4 Poisoning
Acute poisoning accounts for 10–20% of acute medical admissions in the UK. There is wide geographical variation in the substances involved in poisoning. In the UK, paracetamol poisoning is common, but it accounts for only 7% of overdoses in the USA. Poisoning with tricyclic antidepressants (TCAs), selective serotonin re-uptake inhibitors (SSRIs) and drugs of misuse is very common in the UK and USA. In South-east Asia, pesticide ingestion is endemic, and constitutes the most common cause of death by poisoning.

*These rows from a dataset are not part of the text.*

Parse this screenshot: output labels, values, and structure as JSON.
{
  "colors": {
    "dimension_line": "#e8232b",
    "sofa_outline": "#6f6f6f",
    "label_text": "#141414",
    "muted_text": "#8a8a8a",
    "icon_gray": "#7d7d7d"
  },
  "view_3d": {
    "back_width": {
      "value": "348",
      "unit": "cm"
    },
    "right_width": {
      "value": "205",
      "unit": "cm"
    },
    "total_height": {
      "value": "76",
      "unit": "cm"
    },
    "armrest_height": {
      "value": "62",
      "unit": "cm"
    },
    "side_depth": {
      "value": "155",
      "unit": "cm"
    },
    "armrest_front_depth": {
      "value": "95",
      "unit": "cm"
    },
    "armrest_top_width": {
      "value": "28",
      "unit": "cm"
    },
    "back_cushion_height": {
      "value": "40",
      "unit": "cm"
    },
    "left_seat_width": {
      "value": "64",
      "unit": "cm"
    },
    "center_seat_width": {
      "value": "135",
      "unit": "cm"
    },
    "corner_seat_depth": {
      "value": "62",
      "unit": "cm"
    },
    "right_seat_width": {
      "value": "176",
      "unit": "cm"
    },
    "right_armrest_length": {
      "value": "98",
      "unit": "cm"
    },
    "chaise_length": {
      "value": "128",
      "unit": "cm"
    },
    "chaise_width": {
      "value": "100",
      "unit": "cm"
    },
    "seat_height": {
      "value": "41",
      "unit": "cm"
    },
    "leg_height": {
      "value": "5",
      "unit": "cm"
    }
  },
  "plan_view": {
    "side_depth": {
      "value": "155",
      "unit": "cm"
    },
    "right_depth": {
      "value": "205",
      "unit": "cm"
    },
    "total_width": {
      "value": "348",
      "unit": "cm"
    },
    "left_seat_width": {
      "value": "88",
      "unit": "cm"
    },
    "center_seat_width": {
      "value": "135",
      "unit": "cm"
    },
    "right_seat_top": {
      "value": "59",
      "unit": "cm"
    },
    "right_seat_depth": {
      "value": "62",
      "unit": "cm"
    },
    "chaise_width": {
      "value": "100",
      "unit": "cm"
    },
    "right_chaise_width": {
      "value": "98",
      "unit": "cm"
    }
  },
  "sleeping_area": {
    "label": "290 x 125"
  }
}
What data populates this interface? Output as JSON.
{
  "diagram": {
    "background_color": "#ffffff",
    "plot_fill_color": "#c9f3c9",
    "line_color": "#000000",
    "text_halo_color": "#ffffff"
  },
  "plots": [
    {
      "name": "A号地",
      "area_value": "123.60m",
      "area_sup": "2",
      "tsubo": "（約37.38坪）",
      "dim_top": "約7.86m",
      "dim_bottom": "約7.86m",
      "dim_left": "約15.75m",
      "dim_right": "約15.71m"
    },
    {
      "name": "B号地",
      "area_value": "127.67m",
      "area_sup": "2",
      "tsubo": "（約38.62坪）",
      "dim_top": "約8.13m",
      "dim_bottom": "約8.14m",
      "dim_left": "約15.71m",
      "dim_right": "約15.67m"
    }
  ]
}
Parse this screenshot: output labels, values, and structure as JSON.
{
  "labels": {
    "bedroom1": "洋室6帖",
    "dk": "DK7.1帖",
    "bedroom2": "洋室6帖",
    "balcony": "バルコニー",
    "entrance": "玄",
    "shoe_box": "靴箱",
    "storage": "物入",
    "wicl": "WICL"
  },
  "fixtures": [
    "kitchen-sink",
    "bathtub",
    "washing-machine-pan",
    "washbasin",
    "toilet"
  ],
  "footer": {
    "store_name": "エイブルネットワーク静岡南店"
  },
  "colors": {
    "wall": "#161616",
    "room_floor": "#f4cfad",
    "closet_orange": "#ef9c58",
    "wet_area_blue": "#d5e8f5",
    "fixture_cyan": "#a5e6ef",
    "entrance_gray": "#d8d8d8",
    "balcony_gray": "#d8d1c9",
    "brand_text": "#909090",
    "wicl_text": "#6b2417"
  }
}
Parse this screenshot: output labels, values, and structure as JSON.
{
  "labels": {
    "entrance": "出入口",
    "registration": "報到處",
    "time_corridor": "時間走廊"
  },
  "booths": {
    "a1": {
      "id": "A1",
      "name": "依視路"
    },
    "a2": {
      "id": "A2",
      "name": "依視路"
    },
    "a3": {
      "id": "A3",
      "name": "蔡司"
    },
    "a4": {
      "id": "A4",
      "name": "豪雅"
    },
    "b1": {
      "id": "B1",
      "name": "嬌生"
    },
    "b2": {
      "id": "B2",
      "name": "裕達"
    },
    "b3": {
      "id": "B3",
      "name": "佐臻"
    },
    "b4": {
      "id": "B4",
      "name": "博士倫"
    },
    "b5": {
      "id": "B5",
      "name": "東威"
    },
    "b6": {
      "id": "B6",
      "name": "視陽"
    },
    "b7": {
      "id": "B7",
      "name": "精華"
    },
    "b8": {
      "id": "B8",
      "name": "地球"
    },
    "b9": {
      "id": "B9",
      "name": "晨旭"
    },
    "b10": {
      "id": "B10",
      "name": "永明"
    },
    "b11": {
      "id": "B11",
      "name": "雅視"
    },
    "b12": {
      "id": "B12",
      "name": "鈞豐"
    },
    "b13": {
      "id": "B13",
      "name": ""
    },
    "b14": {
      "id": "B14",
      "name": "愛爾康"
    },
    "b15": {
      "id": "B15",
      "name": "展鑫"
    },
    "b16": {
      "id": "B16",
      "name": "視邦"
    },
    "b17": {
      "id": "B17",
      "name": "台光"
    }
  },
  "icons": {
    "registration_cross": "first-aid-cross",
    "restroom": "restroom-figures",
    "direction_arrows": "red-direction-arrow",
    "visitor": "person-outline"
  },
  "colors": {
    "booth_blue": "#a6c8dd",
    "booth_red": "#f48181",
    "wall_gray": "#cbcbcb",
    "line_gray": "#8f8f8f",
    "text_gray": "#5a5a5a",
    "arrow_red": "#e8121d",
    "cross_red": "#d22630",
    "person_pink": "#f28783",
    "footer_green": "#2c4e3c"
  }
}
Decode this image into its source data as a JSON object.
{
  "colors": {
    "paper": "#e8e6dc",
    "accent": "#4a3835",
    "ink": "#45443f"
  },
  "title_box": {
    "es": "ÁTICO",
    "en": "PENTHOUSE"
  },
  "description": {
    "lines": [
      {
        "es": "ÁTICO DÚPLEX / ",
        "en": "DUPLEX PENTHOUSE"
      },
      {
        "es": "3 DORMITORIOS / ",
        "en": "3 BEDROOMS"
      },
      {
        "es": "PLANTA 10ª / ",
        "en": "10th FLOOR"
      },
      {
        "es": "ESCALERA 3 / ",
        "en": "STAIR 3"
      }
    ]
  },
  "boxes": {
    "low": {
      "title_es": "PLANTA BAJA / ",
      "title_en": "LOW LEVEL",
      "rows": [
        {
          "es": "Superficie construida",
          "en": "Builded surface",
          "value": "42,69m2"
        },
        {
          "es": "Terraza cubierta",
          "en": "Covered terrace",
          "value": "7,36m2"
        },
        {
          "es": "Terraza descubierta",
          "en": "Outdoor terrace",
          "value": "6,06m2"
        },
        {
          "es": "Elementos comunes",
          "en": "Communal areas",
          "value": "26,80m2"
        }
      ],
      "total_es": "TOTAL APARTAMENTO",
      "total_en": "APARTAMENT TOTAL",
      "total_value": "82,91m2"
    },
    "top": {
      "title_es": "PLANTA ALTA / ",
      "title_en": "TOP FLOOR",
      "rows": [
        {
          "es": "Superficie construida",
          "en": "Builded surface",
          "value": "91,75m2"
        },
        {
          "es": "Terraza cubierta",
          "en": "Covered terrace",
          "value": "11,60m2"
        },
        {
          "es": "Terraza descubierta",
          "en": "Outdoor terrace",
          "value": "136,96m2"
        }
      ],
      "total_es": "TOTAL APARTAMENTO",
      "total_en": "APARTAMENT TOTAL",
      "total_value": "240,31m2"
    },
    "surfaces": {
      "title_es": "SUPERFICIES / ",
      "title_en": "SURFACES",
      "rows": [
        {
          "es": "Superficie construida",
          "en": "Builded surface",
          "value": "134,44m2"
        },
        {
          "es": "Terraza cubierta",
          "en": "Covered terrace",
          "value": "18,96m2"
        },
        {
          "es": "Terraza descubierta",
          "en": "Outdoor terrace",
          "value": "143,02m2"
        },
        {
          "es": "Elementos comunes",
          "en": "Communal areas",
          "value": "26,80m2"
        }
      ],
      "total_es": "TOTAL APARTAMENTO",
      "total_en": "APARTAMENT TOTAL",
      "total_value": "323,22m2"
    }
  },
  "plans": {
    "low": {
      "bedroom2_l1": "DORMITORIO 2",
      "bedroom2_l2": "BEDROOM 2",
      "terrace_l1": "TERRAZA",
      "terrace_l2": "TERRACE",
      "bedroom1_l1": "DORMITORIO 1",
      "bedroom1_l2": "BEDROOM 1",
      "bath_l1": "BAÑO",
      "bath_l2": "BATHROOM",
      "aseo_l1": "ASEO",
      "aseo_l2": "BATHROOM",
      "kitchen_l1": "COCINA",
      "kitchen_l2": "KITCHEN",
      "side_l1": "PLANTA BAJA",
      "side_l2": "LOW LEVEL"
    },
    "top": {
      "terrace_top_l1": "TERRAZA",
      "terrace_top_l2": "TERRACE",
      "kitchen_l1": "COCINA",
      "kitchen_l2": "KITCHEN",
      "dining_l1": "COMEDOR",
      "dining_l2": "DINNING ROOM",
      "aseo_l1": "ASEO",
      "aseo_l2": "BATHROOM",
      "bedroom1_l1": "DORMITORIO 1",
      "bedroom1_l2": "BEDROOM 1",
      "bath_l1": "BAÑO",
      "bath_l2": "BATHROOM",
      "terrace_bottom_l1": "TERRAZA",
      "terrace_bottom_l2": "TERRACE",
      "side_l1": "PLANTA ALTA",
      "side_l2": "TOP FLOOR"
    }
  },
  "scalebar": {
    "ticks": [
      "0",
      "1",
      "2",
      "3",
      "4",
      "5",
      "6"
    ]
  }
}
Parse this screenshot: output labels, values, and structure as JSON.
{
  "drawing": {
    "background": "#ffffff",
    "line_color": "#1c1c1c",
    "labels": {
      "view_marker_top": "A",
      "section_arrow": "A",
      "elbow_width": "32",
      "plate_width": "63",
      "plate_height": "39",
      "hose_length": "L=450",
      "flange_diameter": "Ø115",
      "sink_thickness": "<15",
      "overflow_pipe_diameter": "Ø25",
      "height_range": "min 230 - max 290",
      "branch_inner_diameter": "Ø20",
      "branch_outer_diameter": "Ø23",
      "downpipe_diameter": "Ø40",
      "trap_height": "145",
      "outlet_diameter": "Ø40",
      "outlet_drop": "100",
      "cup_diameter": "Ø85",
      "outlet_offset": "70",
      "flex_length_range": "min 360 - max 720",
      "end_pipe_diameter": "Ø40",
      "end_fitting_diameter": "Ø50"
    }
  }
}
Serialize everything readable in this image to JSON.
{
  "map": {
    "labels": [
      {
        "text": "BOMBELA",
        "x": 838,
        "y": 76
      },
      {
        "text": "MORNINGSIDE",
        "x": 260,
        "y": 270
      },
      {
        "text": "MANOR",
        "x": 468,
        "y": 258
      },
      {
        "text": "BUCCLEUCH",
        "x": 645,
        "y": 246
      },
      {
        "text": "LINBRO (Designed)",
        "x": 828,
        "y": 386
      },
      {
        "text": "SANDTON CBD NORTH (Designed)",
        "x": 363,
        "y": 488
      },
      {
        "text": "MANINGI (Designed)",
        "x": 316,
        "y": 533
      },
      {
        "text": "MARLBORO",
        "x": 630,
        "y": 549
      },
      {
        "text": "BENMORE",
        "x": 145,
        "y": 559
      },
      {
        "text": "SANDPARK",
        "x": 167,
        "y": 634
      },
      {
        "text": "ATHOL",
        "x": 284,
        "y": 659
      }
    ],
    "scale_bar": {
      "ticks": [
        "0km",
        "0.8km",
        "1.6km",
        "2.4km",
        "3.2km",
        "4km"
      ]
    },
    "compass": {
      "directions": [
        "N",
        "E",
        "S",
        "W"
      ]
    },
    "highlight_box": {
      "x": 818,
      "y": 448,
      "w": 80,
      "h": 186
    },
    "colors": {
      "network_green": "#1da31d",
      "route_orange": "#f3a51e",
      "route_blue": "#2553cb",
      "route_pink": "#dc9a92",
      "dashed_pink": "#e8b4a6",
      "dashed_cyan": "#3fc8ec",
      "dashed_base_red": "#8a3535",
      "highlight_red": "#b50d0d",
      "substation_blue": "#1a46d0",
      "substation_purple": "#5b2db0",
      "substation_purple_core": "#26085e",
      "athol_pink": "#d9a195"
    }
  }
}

GENERAL APPROACH TO THE POISONED PATIENT
The diagnosis of poisoning is usually apparent from the history. Occasionally, the ingested substance is unknown or patients deliberately mislead doctors (e.g. drug misusers). Full details of the type of substance, quantity and timing of ingestion should be sought. Remaining pills or empty packets may help to corroborate the substance taken. Commercially available databases (e.g. TICTAC®; http://tictac.vhn.net/home/) can be used to identify unlabelled pills from their visual appearance. Establishing the source of the drug (i.e. over the counter/prescription/belonging to a relative) is important in the prevention of future poisoning.
Ask the patient why the overdose was taken and take time to listen to the explanation. Reasons often include relationship difficulties, work- or school-related difficulties, drug addiction, psychiatric illness or bereavement. Details of the past medical history, particularly a history of asthma, jaundice, drug misuse, head injury, epilepsy, cardiovascular problems, previous psychiatric illness and self-harm, should be taken. It is also important to ask about allergies and alcohol history.
CLINICAL EXAMINATION OF THE POISONED PATIENT
CLINICAL FEATURES (p. 34)
PSYCHIATRIC ASSESSMENT
To determine appropriate placement and supervision for a patient, an initial assessment of suicidal intent must be made. Suicide attempts were once much more common in women than in men but now the ratios are more equal. Risk factors for suicide are shown in Box 4.1.
MANAGEMENT OF THE POISONED PATIENT
Most patients admitted with poisoning require only general care. Up-to-date information on diagnosis and management of overdoses of specific substances can be found on TOXBASE® (www.toxbase.org). Eye or skin contamination should be treated with appropriate washing or irrigation. Only patients who have ingested significant overdoses need further measures to prevent absorption or increase elimination:
In the seriously poisoned patient, meticulous supportive care, including the treatment of seizures, coma and cardiovascular complications, along with ventilatory support where required, is critical to good outcome. Despite popular misconceptions, specific antidotes are only available for a small number of poisons (Box 4.2).
4.2 ANTIDOTES AVAILABLE FOR THE TREATMENT OF SPECIFIC POISONINGS
Poison | Antidote |
---|---|
Anticoagulants (e.g. warfarin) | Vitamin K, fresh frozen plasma |
β-adrenoceptor antagonists (β-blockers) | I.v. glucagon, adrenaline (epinephrine) |
Calcium channel blockers | Calcium gluconate, calcium chloride, glucagon |
Cyanide | Oxygen, dicobalt edetate, nitrites, sodium thiosulphate, hydroxocobalamin |
Ethylene glycol/methanol | Ethanol, 4-methylpyrazole |
Lead | DMSA, DMPS, disodium calcium edetate |
Mercury | DMPS |
Iron salts | Desferrioxamine |
Opioids | Naloxone |
Organophosphorus insecticides, nerve agents | Atropine, oximes (pralidoxime, obidoxime salts, HI-6, HLo-7) |
Paracetamol | N-acetylcysteine, methionine |
Cardiac glycosides, e.g. digoxin | Digoxin-specific antibody fragments (Fab) |
POISONING BY SPECIFIC PHARMACEUTICAL AGENTS
PARACETAMOL
This causes hepatic damage in overdose and can occasionally cause renal failure. The antidote of choice is i.v. N-acetylcysteine (NAC), which provides complete protection against toxicity if given <10 hrs after overdose (Fig. 4.1). A patient presenting >8 hrs after ingestion should have immediate NAC administration, which can later be stopped if the paracetamol level is below the treatment line. If a patient presents >15 hrs after ingestion, LFTs, PTR (or INR) and renal function tests should be performed, the antidote started, and a poisons information centre or local liver unit contacted for advice. Liver transplantation should be considered in individuals who develop acute liver failure due to paracetamol poisoning. If multiple ingestions of paracetamol have taken place over several hours or days (a staggered overdose), plasma paracetamol concentration will be uninterpretable. Such patients should be given NAC if the paracetamol dose exceeds 150 mg/kg body weight in any one 24-hr period (75 mg/kg in ‘high-risk groups’).
CARDIOTOXIC DRUGS
The main categories are β-blockers, digoxin, calcium channel blockers and TCAs.